The man helping him prepare for the Saints, running backs coach Jim Anderson, marked the fourth straight year he coached a Pro Bowl player. Running back Corey Dillon's run of three straight appearances looks to be over with a third alternate selection, but Neal joins Dillon, James Brooks and Harold Green as Pro Bowlers coached by Anderson during his 19 years in Cincinnati.
"It's a tribute to him," said Anderson of the voters not casting their lots with the usual pass-catchers. "He goes out every day and does his job. He's a worker. He takes a tremendous amount of pride in his job. It's rewarding, especially in this type of season we've had. It does show you can get something if you strive for it."
And there's no question Neal dearly wanted the honor after a Susan Lucci-like nine tries. He thanked Bengals public relations director Jack Brennan and the media for spreading the word.
"When he first got here," said right tackle Willie Anderson of May of 2001, "I asked him how many Pro Bowls he had been to. I was surprised he had never been. He's been an alternate a few times, but he's well deserving of this. I think it shows just how devastating his blocks are. You can't help but notice them."
Neal also thinks he got noticed a little more because offensive coordinator Bob Bratkowski used him more in the running game and Kitna used him more in the passing game.
Neal's two catches last Sunday gave him 20 for 133 yards this season and stopped a drought of three games without a catch. He has nine carries for 31 yards, his most yardage since 1996 with the Saints and his most carries since he had 10 with the Jets in 1997.
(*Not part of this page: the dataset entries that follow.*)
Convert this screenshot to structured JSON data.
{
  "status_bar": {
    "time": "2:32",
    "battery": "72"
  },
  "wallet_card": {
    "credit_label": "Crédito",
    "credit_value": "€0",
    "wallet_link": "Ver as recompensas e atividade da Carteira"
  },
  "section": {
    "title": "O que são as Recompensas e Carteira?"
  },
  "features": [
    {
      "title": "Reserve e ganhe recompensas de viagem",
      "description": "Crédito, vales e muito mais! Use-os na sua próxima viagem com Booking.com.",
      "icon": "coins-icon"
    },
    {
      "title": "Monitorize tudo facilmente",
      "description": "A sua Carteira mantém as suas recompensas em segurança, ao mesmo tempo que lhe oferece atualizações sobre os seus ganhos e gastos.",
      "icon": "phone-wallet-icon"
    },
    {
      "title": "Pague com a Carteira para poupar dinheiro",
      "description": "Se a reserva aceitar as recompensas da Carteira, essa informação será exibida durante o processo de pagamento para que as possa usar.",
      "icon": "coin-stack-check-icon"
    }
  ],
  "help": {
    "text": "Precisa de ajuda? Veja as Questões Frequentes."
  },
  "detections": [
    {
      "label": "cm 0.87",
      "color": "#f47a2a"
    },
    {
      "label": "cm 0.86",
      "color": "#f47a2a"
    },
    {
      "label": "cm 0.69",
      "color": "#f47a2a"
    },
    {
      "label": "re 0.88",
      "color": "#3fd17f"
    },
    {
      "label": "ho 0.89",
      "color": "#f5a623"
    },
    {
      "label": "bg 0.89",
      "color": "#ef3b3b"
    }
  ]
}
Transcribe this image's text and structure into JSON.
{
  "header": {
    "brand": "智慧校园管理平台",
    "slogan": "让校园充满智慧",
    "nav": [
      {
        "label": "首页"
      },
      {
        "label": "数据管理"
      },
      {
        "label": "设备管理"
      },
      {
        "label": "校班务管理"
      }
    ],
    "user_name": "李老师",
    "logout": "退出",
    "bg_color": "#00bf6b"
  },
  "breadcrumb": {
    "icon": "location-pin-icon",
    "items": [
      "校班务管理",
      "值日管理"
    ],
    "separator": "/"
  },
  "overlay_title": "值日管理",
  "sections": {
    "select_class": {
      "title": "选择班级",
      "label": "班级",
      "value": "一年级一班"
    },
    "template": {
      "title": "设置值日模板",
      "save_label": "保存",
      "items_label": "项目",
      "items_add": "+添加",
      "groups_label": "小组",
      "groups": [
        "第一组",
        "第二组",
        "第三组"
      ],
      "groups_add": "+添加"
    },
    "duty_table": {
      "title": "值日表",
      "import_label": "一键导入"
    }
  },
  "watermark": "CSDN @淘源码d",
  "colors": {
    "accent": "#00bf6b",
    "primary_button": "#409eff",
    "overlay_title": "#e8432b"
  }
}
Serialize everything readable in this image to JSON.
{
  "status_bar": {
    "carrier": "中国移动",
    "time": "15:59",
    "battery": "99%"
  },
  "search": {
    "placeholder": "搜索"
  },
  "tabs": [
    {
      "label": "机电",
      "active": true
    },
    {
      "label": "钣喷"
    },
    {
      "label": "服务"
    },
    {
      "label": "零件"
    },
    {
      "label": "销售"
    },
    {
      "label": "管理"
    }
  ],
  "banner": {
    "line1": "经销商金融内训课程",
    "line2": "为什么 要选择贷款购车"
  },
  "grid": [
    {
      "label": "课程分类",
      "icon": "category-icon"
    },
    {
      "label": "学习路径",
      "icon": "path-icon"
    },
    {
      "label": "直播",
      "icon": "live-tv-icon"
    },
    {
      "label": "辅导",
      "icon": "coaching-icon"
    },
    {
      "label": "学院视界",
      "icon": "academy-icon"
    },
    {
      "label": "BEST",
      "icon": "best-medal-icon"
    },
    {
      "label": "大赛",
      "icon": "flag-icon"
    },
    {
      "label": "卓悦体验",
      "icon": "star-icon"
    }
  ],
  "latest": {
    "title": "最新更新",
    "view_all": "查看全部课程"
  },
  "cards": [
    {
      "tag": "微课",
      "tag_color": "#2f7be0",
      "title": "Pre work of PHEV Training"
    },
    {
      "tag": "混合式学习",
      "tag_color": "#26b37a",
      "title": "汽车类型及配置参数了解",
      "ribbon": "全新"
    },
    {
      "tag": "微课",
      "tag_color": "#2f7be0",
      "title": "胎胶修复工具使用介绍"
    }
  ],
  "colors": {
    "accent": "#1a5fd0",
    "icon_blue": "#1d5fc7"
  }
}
"This year has been good to me," Neal said. "Jon Kitna threw some passes to me this year, Bratkowski put some runs in for me. I don't deserve the credit. A lot of the other guys helped me out this year. The offensive line with their blocking when I ran the ball and Kitna throwing me the ball and Bratkowski believing in me."
How much the market will believe in him should be interesting. Neal, who has been reported to be making $700,000 this season, won't say, but he is apparently looking for a nice raise. The Bengals do want him back and plan to pursue it after the season.
"I said that six weeks ago," Kitna said. "They never should have let him become a free agent. He's too good."
The Titans didn't want to pay him $700,000 two years ago because the fullback doesn't play every down. But what would they pay now since running back Eddie George's yards have fallen off the past two years and Neal has continued to play well?
If the Bengals don't sign him before March 4 and he goes on the market, Neal is going to have plenty of company in free agency. Miami's Rob Konrad, New England's Marc Edwards, Oakland's Jon Ritchie, the Cardinals' Joel Makovicka, and Seattle's Mack Strong are other fullbacks headed that way. The Bengals' own Nicolas Luchey is also a free agent after the season.
But Neal is making sure he's not burning bridges. Reminded last year that Titans coach Jeff Fisher complained that some times Neal went the wrong way, Neal joked Wednesday if he might go the wrong way to Hawaii.
"But Jeff is a friend. We joke around," Neal said.
But at least on this "Throwback Thursday," the players and coaches didn't offer a joke and went with a real fullback.